54 Why is a raven like a writing desk?
「ライツ、笑ってないで助けなさいよ」とリューゲが泣きそうになりながら言う。俺の剣は、リューゲの喉元に突きつけたままだ。
「おいおい。一体全体、誰がイカれ帽子屋だなんて言ったんだ?」と、ステッキを右手でクルクルと回しながら左手で帽子を取り、その帽子に乗っけられているネズミのぬいぐるみに話しかけている。
「あそこのお兄さんだよ」と甲高い声でライツが言った。ネズミが喋っているように演出するために、腹話術のようなことをしようとしたのだろうけど、ライツ自身の口元が動いているし、明らかに裏声を使って喋っているだけだ。それに、誰も『イカれ帽子や』だなんて言ってない。
「こんにちは。私は、ライツと申します。以後お見知り置きを」と、今度は帽子を取って深々とお辞儀をし始めるライツ。いきなり、紳士的な態度にころりと変わった。やっぱり変なやつだ。
「俺はデジレ。アリスを探している」とだけ言った。
「あ? り? す? あぁ、アリス様をお捜しで。では、この謎かけに答えられたらお教えしましょう。鴉と机が似ているのは何故だ?」
え? 鴉と机? 共通点が無いように思える。 飛ぶのか? いや、机は飛ばない。食えるのか? いや、机は食えない。
・
・
「降参か? 降参するなら、リューゲをさっさと解放しな」とライツは言う。おいおい、完全に趣旨が変わってないか?
鴉に机…… 牙と鳥、そして木と机……
「分かった! 鴉も机も、部首で構成されている! 牙、 鳥、 木、 几。全てが部首だ!」
「な、なんだと!?」と驚くライツ
「どうなんだ?」と俺はライツを問い詰める。
「答えを出されても、俺も正解は知らない! キャハハハハ。答えは、nevar note ってな!! キャハハハハ」とライツは笑い出す。
やっぱりこいつは変な奴だ。一時でも真剣に謎解きに取り組んだ自分が恥ずかしい。
「おいおい。喧嘩か? 喧嘩をしてる暇があったら、ワインでも飲もうぜ」と、三日月ウサギの耳を付けた、くたびれた感じの中年がやって来た。足取りが覚束なく、酔っているようだ。
「おう、お前さんか〜。ワインはどうだい? 席もグラスも無いけどな!!」と、俺に微笑みかけながら笑い出す三日月ウサギの耳をした男。はっきり言って、気持ちが悪い。何で、男が三日月ウサギの耳を付けているんだ? 情報収集の為に足を運んだ、深夜のシュノーケンのパブでは、女性が三日月ウサギの耳を付けて、黒の網タイツ姿で客にお酒を注いでいたりしたが……。

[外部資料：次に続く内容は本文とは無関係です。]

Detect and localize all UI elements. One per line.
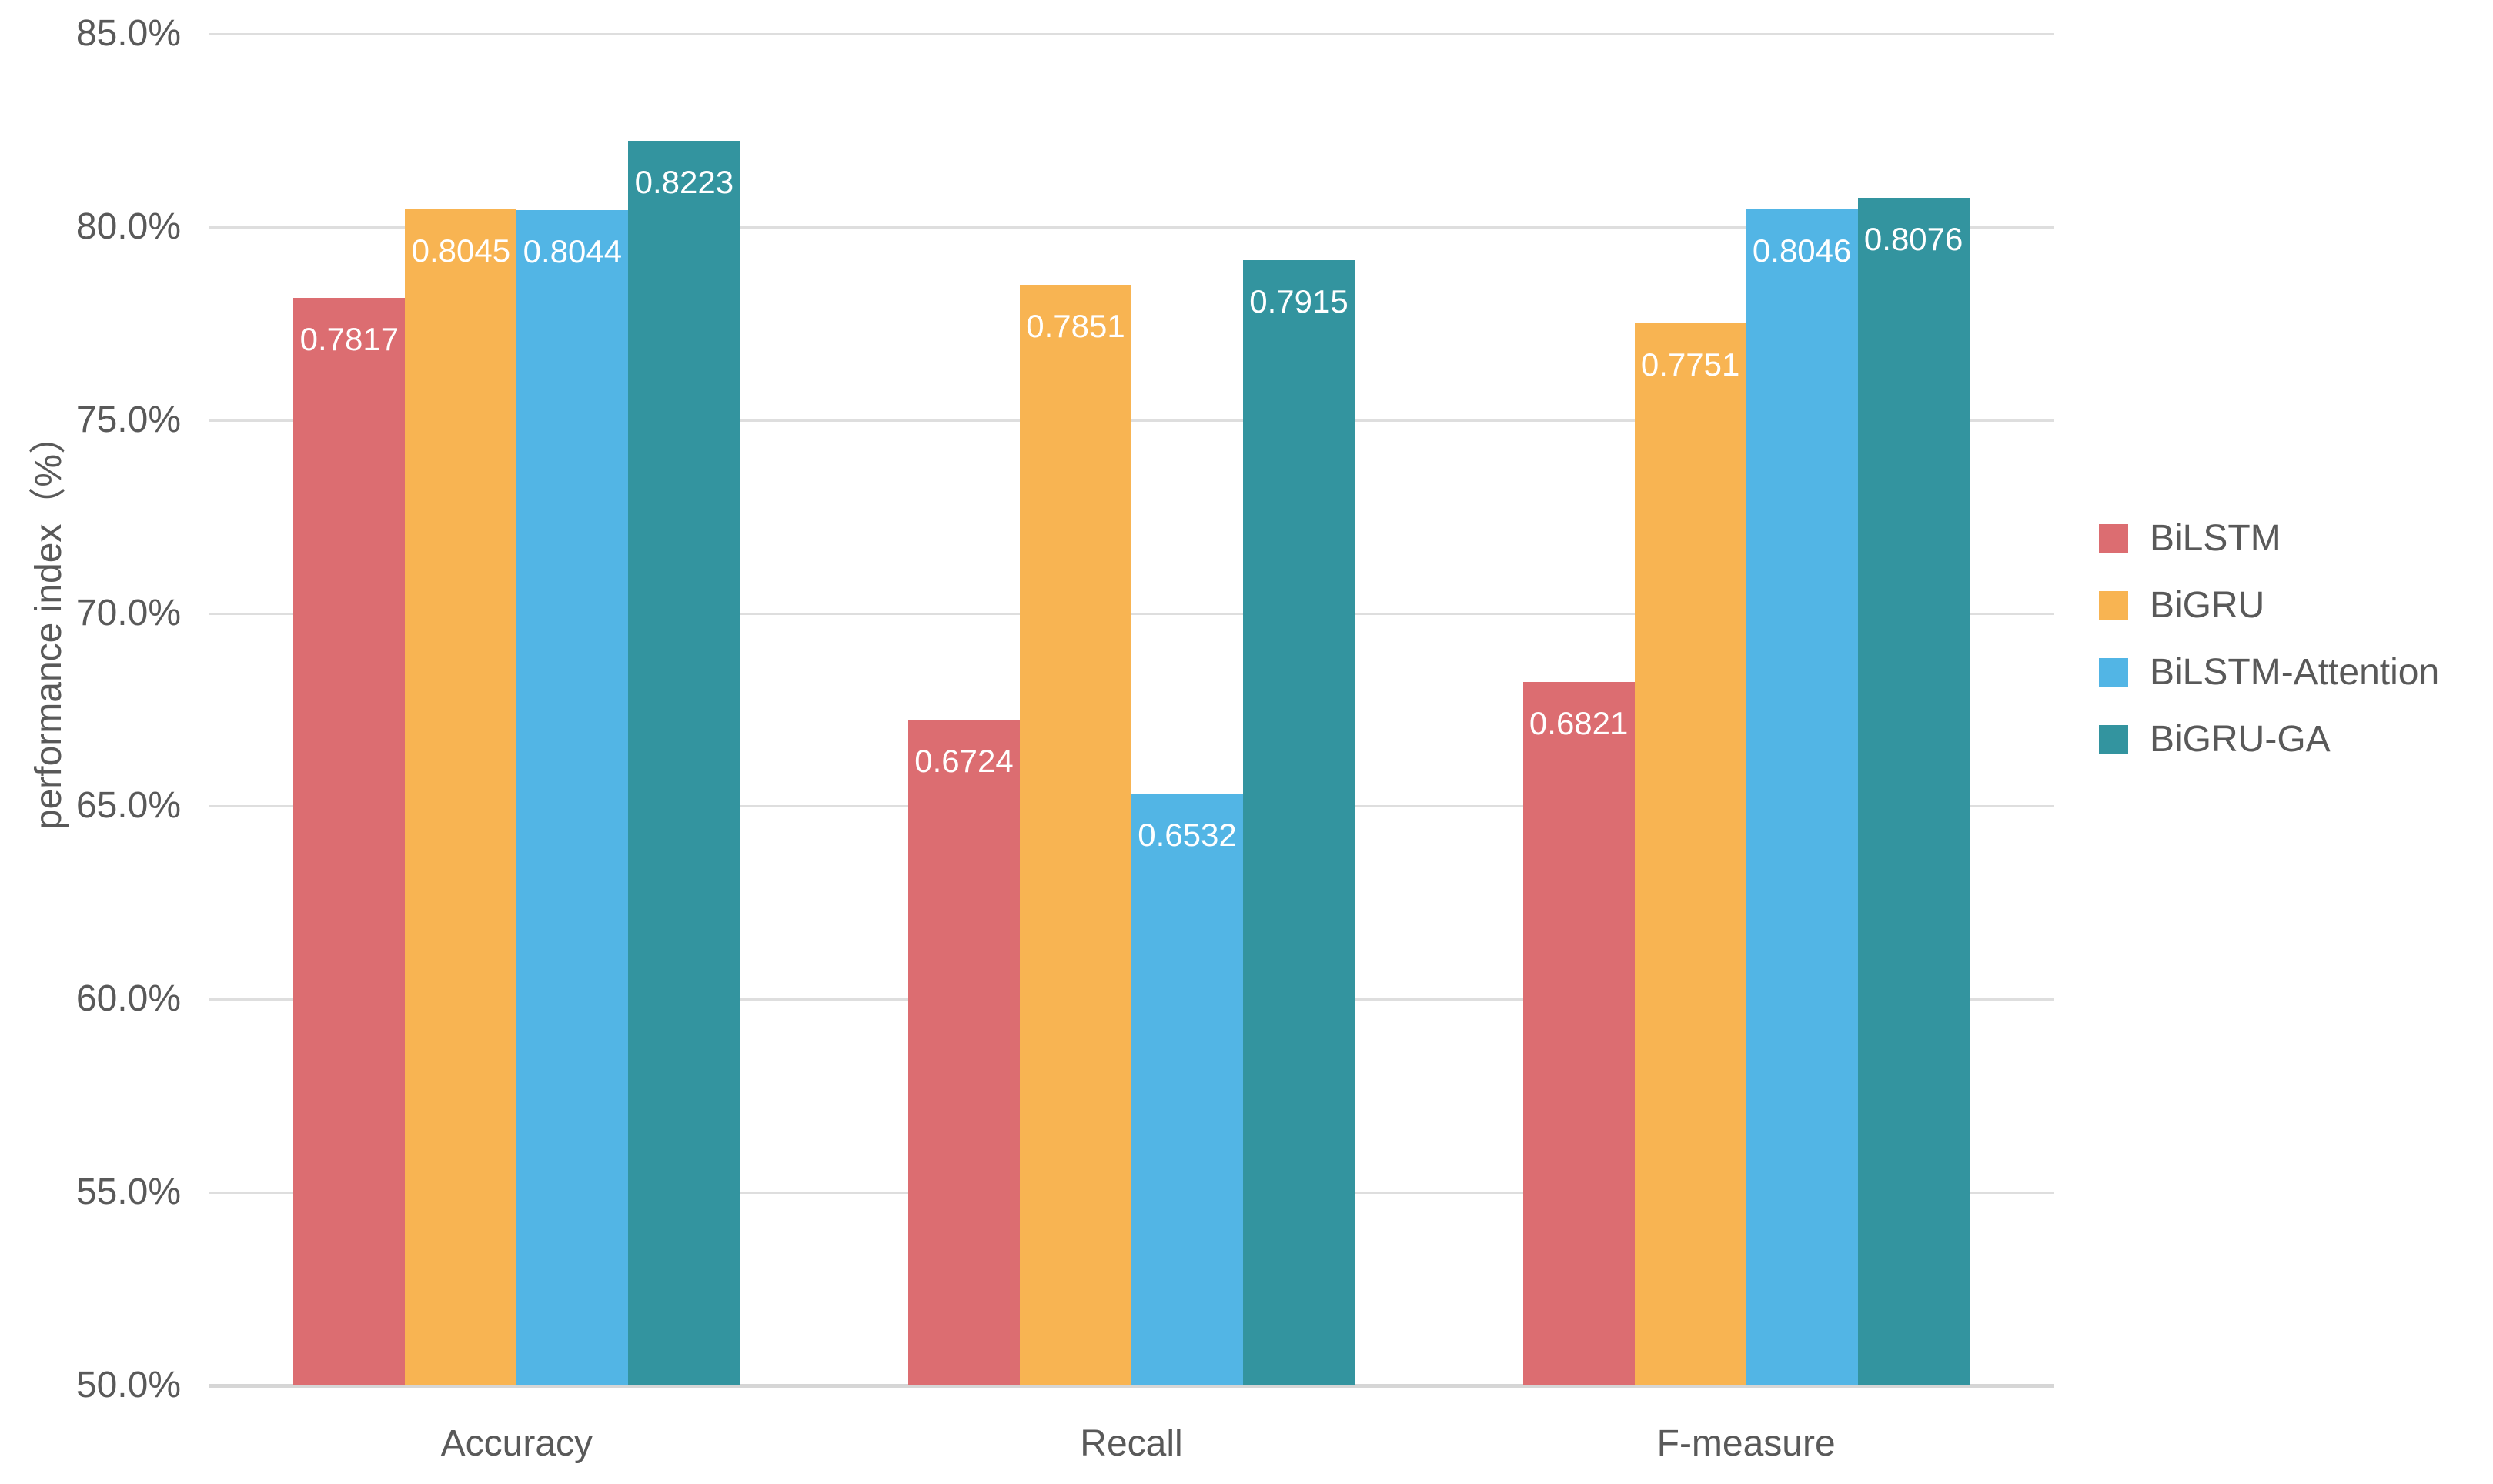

「バニーガールちゃんが良かったって? 奇遇だな。俺も毎日、そう思っているぜ」
何!? 心を読まれた!! 俺の警戒心は一気に急上昇した。
不思議の国のアリスの"Why is a raven like a writing desk?"という有名な謎々。
いろいろな方が答えを考えているので、気になる方はご自分で検索してください。
私は、日本語ならではの、私なりの答えを考えてみました……。